Kenya's fuel prices have risen for a second consecutive month, with diesel setting a new all-time high and petrol climbing further above KSh 200, as the Middle East supply crisis continues to drive landed costs higher with no sign of relief.
- •The Energy and Petroleum Regulatory Authority (EPRA) announced maximum retail pump prices for the May 15 to June 14, 2026 cycle on May 14, with super petrol rising KSh 16.65 to KSh 214.25 per litre and diesel surging KSh 46.29 to KSh 242.92 in Nairobi.
- •The May price beats April's KSh 206.84 by KSh 36.08, a 17.4% jump in a single pricing window and the second record-breaking month in succession.
- •The increases are the second consecutive window to capture the full weight of Strait of Hormuz supply disruptions following the February 28 US-Israel strikes on Iran.
Kerosene remains unchanged at KSh 152.78. The new prices take effect at midnight.

Diesel landed costs rose 20.32% from US$1,073.82 per cubic metre in March to US$1,291.98 in April. Super petrol increased 10.00% from US$823.87 to US$906.23, while kerosene edged up 1.59% from US$1,311.93 to US$1,332.73.
The USD/KSh exchange rate eased marginally to 129.56 from 130.08, providing negligible relief against the scale of the dollar-denominated price shock.
Thinner Cushion
The government deployed KSh 5 billion from the Petroleum Development Levy Fund this cycle, down from KSh 6.2 billion in April, and narrowed the scope of support. Petrol receives no stabilization subsidy in the May cycle, a significant shift from April when KSh 4.68 per litre was absorbed on the product.
Diesel carries a stabilization deficit of KSh 14.51 per litre and kerosene KSh 91.29 per litre. The 8% VAT rate established by Legal Notice No. 70 on April 15 remains in force.
Without the kerosene subsidy, the product would retail at approximately KSh 244 per litre in Nairobi, nearly 60% above the current pump price. The narrowing of the subsidy envelope and the removal of petrol support signals that the Petroleum Development Levy Fund is under increasing strain as back-to-back shocks deplete its reserves.
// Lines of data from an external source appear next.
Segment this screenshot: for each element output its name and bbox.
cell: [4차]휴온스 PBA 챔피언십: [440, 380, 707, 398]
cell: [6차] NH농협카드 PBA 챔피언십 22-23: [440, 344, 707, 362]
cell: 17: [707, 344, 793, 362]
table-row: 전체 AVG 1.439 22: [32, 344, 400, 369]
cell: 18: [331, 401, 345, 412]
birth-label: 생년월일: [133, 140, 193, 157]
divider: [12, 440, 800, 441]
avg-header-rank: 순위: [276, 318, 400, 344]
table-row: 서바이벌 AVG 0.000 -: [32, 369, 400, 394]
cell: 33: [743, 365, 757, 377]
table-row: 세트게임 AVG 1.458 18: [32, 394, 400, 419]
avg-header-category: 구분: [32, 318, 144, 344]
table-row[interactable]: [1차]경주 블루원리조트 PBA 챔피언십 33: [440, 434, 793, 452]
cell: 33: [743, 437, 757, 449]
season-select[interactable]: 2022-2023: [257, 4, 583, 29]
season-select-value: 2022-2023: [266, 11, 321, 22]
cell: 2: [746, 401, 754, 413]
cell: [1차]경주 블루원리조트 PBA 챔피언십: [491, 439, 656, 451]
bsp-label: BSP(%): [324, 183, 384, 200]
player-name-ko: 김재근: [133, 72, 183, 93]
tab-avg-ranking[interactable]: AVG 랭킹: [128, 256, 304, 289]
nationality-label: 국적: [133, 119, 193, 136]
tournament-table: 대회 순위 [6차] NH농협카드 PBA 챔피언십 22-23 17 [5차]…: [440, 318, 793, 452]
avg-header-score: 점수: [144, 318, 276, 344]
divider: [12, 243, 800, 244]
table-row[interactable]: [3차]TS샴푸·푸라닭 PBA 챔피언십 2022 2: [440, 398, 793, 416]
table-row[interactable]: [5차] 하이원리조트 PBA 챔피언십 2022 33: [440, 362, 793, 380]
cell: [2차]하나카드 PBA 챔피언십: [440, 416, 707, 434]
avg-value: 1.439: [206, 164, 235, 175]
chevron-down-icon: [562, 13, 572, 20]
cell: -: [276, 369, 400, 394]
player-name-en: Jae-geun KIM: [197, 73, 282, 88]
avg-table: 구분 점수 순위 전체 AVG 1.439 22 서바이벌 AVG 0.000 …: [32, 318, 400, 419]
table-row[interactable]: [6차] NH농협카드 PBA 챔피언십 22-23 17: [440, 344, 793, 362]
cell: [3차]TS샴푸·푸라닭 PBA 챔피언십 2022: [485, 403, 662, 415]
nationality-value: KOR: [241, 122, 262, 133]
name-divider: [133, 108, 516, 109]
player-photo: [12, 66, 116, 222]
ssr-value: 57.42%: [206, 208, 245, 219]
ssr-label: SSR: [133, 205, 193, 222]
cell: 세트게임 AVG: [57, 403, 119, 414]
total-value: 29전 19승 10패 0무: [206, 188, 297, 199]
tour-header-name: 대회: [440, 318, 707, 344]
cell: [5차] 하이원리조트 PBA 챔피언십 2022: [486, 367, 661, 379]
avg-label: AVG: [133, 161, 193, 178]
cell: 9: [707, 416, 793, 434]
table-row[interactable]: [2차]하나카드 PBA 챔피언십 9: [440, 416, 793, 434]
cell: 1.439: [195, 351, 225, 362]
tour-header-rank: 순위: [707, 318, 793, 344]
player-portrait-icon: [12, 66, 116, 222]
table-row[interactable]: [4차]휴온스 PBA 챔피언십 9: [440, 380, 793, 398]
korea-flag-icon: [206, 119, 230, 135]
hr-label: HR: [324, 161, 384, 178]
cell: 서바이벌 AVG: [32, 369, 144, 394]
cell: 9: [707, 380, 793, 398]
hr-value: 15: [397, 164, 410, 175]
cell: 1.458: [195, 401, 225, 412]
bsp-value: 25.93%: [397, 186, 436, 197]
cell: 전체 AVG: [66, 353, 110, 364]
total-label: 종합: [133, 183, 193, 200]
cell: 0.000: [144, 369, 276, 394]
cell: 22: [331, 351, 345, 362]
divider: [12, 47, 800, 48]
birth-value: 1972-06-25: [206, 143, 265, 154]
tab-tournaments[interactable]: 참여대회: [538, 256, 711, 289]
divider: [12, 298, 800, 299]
Economy Already Feeling the Pain
The May review arrives as the economic damage from April's increases is still feeding through. Kenya's inflation climbed to 5.6% in April, the highest since March 2024, driven by food inflation of 8.8% and transport inflation of 10%.
The Stanbic Bank Kenya Purchasing Managers' Index showed private sector activity contracting for a second consecutive month as businesses absorbed rising operational costs.
The IMF has revised Kenya's 2026 growth forecast down to 4.4 to 4.5% from earlier projections of 4.9%, citing fuel import costs as a central risk, while projecting the budget deficit to widen to 6.4% of GDP.
The International Energy Agency warned this week that the Iran conflict could push global oil supply below demand throughout 2026. With the June pricing window set to capture cargoes discharged in May, and global oil markets still disrupted, the pressure on the next review has not eased.